Interactions between particles at the molecular level are responsible for how drugs work in the body or how mobile phones can be charged. However, as the laws of quantum mechanics apply here, conventional computers can only simulate these processes incompletely or at great computational expense. The possibilities of using quantum mechanical simulations to find new drugs, better batteries and innovative materials are therefore limited. This is why many hopes are pinned on quantum computers. They are themselves a quantum system, and this eliminates the need for a lot of computing work. However, as long as there is no universal, error-corrected quantum computer, it remains unclear what is possible and feasible in reality.

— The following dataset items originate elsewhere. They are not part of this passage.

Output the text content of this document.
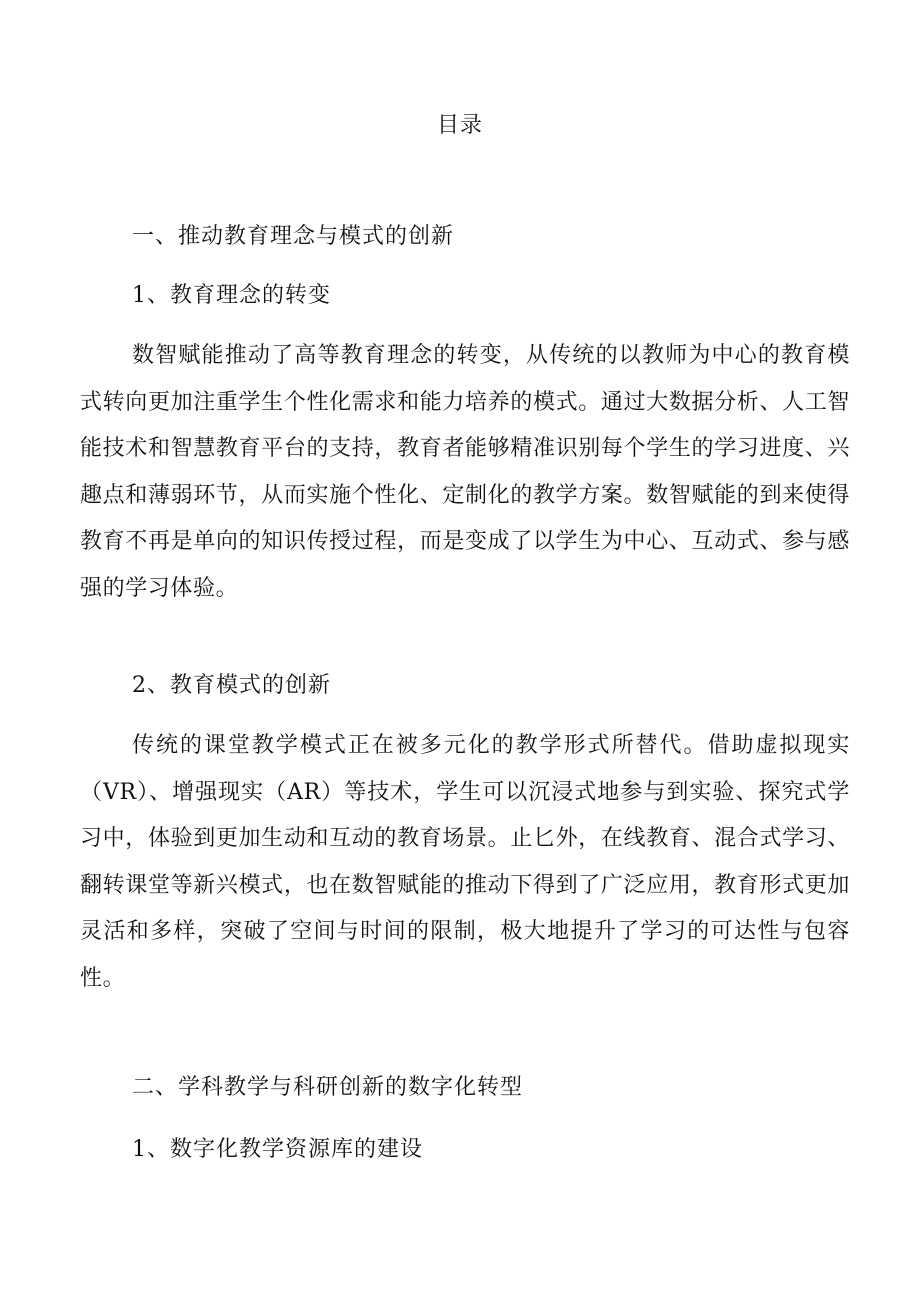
目录
一、推动教育理念与模式的创新
1、教育理念的转变
数智赋能推动了高等教育理念的转变，从传统的以教师为中心的教育模式转向更加注重学生个性化需求和能力培养的模式。通过大数据分析、人工智能技术和智慧教育平台的支持，教育者能够精准识别每个学生的学习进度、兴趣点和薄弱环节，从而实施个性化、定制化的教学方案。数智赋能的到来使得教育不再是单向的知识传授过程，而是变成了以学生为中心、互动式、参与感强的学习体验。
2、教育模式的创新
传统的课堂教学模式正在被多元化的教学形式所替代。借助虚拟现实（VR）、增强现实（AR）等技术，学生可以沉浸式地参与到实验、探究式学习中，体验到更加生动和互动的教育场景。止匕外，在线教育、混合式学习、翻转课堂等新兴模式，也在数智赋能的推动下得到了广泛应用，教育形式更加灵活和多样，突破了空间与时间的限制，极大地提升了学习的可达性与包容性。
二、学科教学与科研创新的数字化转型
1、数字化教学资源库的建设
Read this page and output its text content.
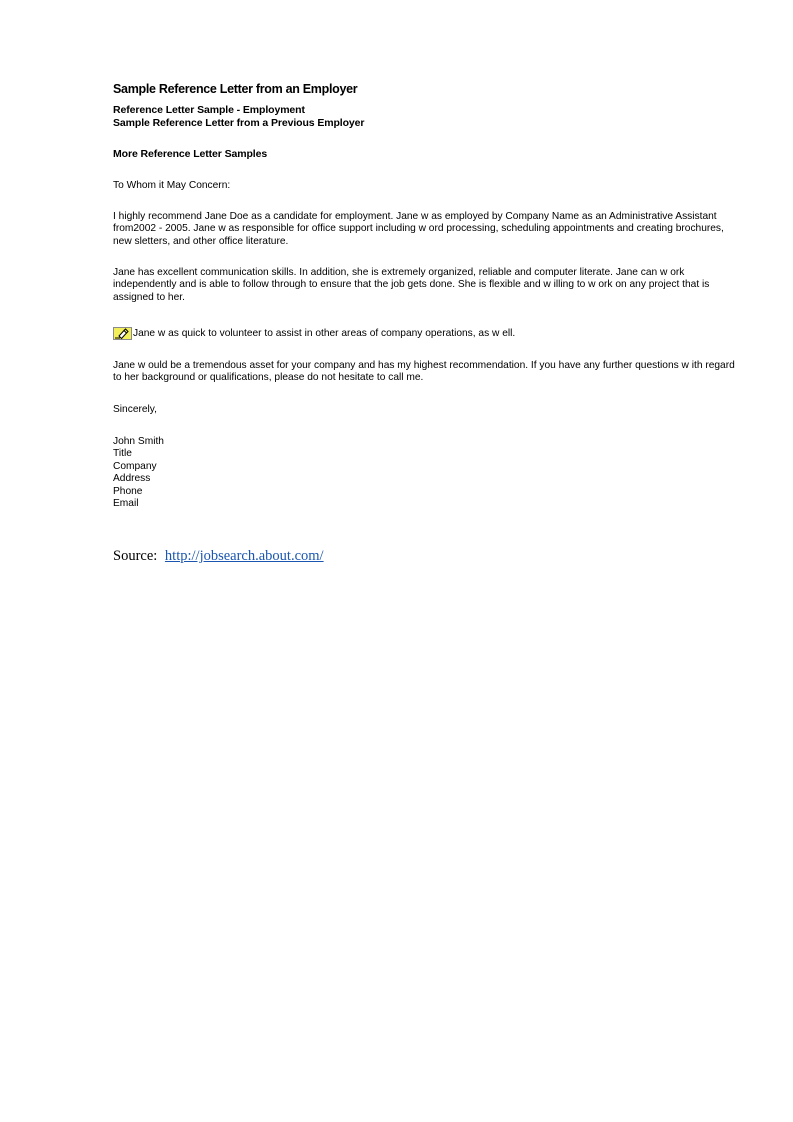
Sample Reference Letter from an Employer
Reference Letter Sample - Employment
Sample Reference Letter from a Previous Employer
More Reference Letter Samples
To Whom it May Concern:
I highly recommend Jane Doe as a candidate for employment. Jane w as employed by Company Name as an Administrative Assistant from2002 - 2005. Jane w as responsible for office support including w ord processing, scheduling appointments and creating brochures, new sletters, and other office literature.
Jane has excellent communication skills. In addition, she is extremely organized, reliable and computer literate. Jane can w ork independently and is able to follow through to ensure that the job gets done. She is flexible and w illing to w ork on any project that is assigned to her.
Jane w as quick to volunteer to assist in other areas of company operations, as w ell.
Jane w ould be a tremendous asset for your company and has my highest recommendation. If you have any further questions w ith regard to her background or qualifications, please do not hesitate to call me.
Sincerely,
John Smith
Title
Company
Address
Phone
Email
Source: http://jobsearch.about.com/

In the current study, the authors mathematically derive that their algorithm can theoretically be executed on a quantum computer and maps basic properties of the system to be simulated. The quantum algorithm presented is intended to describe how the energy in a physical system changes when it comes into contact with heat, i.e. with energy. Energy can influence the properties of a system. The research team's approach is based on a method already familiar from classical simulations: the Markov chain Monte Carlo method. This is a method for approximating complicated probability distributions by generating a chain of random samples. Each new sample depends only on the previous state, so that even high-dimensional or analytically difficult to handle distributions can be analysed efficiently.
Two quantum computer scientists asked for their opinions by the Science Media Centre rate the concept as very promising. For example, Mario Berta from the Rheinisch-Westfälische Technische Hochschule Aachen says that the structure of the proposed quantum algorithm is conceptually new and is at the highest scientific level. «Compared to many previous employees in the field of quantum simulations, the study goes much further, as it opens up a new direction with great potential.» The algorithm presented could close an existing gap by enabling efficient quantum simulation of equilibrium states for the first time - classical methods have reached fundamental limits here. It is a good candidate for an initial test run on a future, error-corrected quantum computer.
Hannes Pichler, Professor of Theoretical Quantum Physics at the University of Innsbruck, says that the new quantum algorithm has «properties that are conceptually interesting, as they establish clear analogies to the important classical algorithms». In addition, it is clearly shown that the necessary dynamics can in principle be realised efficiently on a quantum computer. Nevertheless, he cautions: «The gap between the hardware requirements of these algorithms and the current state of the art remains considerable.» This shows that hardware is just as important as software, because without it, even the most sophisticated algorithm remains just theory.